Do nada que não há
Hoje acordei de mim e de todos que me habitaram
De todos os que eu senti [ Ou que me menti ] nas superfícies enfumaçadas
E que não passaram de fagulhas sujas [Pobres almas penadas]
Apenas sobrevoaram ou rastejaram até o fundo de mim, mas não mergulharam.
Hoje eu acordei de mim mesma e fiquei estarrecidamente pasma
Sem aquelas mãos entrelaçadas que enlaçam um mundo de possibilidades
Agora falta-me o ar que antes não me faltava.

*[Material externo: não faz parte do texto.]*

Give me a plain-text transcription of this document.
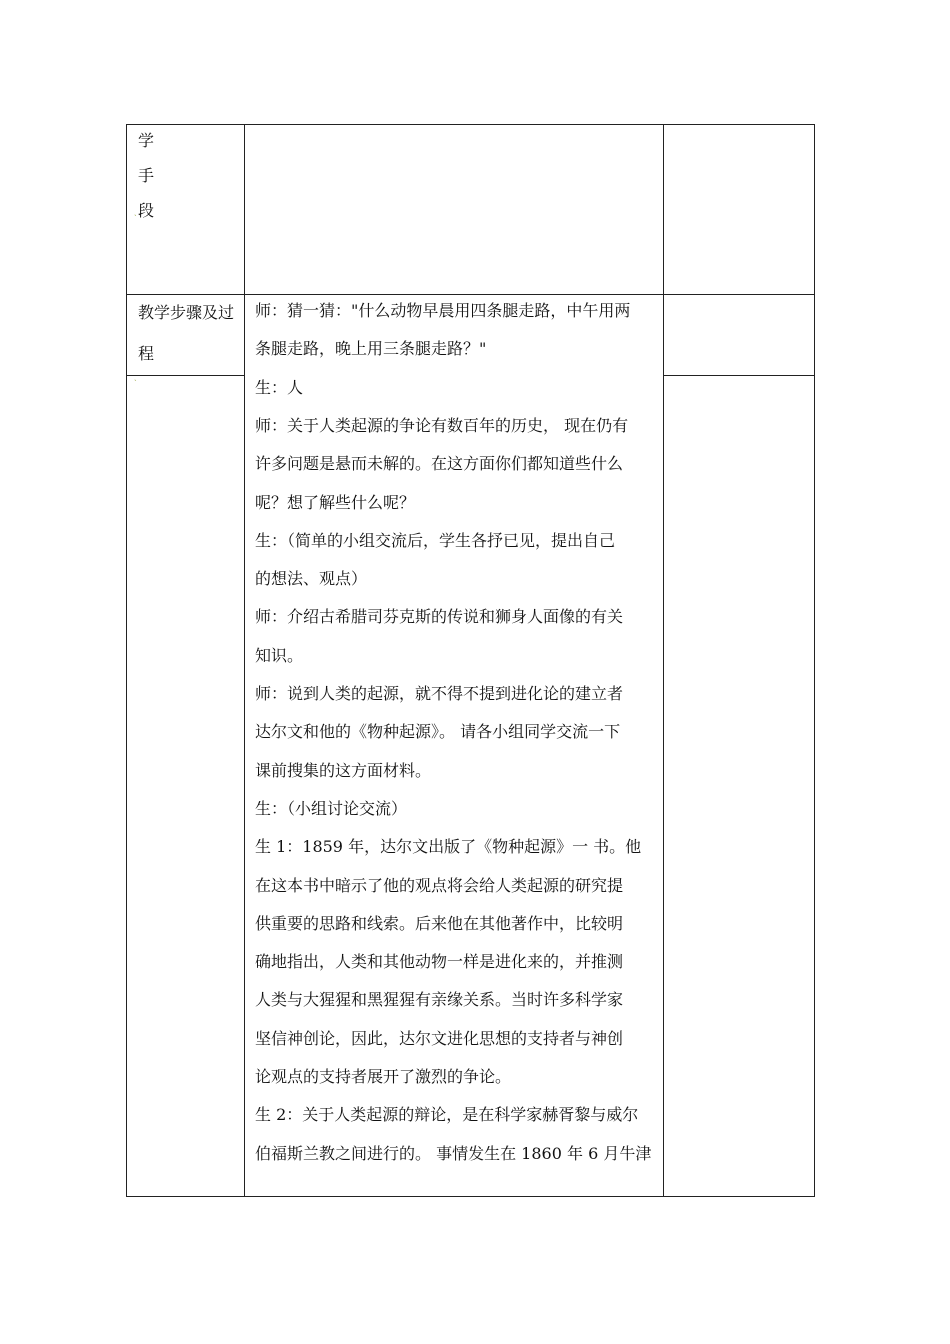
学
手
段
ˏ
教学步骤及过
程
ˏ
师：猜一猜："什么动物早晨用四条腿走路，中午用两
条腿走路，晚上用三条腿走路？"
生：人
师：关于人类起源的争论有数百年的历史， 现在仍有
许多问题是悬而未解的。在这方面你们都知道些什么
呢？想了解些什么呢？
生：（简单的小组交流后，学生各抒已见，提出自己
的想法、观点）
师：介绍古希腊司芬克斯的传说和狮身人面像的有关
知识。
师：说到人类的起源，就不得不提到进化论的建立者
达尔文和他的《物种起源》。 请各小组同学交流一下
课前搜集的这方面材料。
生：（小组讨论交流）
生 1：1859 年，达尔文出版了《物种起源》一 书。他
在这本书中暗示了他的观点将会给人类起源的研究提
供重要的思路和线索。后来他在其他著作中，比较明
确地指出，人类和其他动物一样是进化来的，并推测
人类与大猩猩和黑猩猩有亲缘关系。当时许多科学家
坚信神创论，因此，达尔文进化思想的支持者与神创
论观点的支持者展开了激烈的争论。
生 2：关于人类起源的辩论，是在科学家赫胥黎与威尔
伯福斯兰教之间进行的。 事情发生在 1860 年 6 月牛津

Não há mais que nada.
[Mas eu nunca desejei entrelaçar o mundo mesmo... E isso me acalma.]
E porque é que tem de haver rima e sentido se tudo nos escapa
Nas ‘corriqueirices’ desse cotidiano-lixo de meias palavras?
Em que rumo caminham os ponteiros do relógio-máquina
Horas essas ,que fogem,e que não absorvem nada?
“Tudo é vago e incompleto”: Isso em mim cala.
Silenciosamente compreendo, com a exatidão mecânica dos ajustados,
A lógica onisciente e abstrata que move o universo e que impõe aceitação.
A irregularidade de alguns dias é apenas uma peça pregada por um deus enganador
E assim seguimos, nessa gangorra mórbida,
Acreditando que somos livres para escolher algo.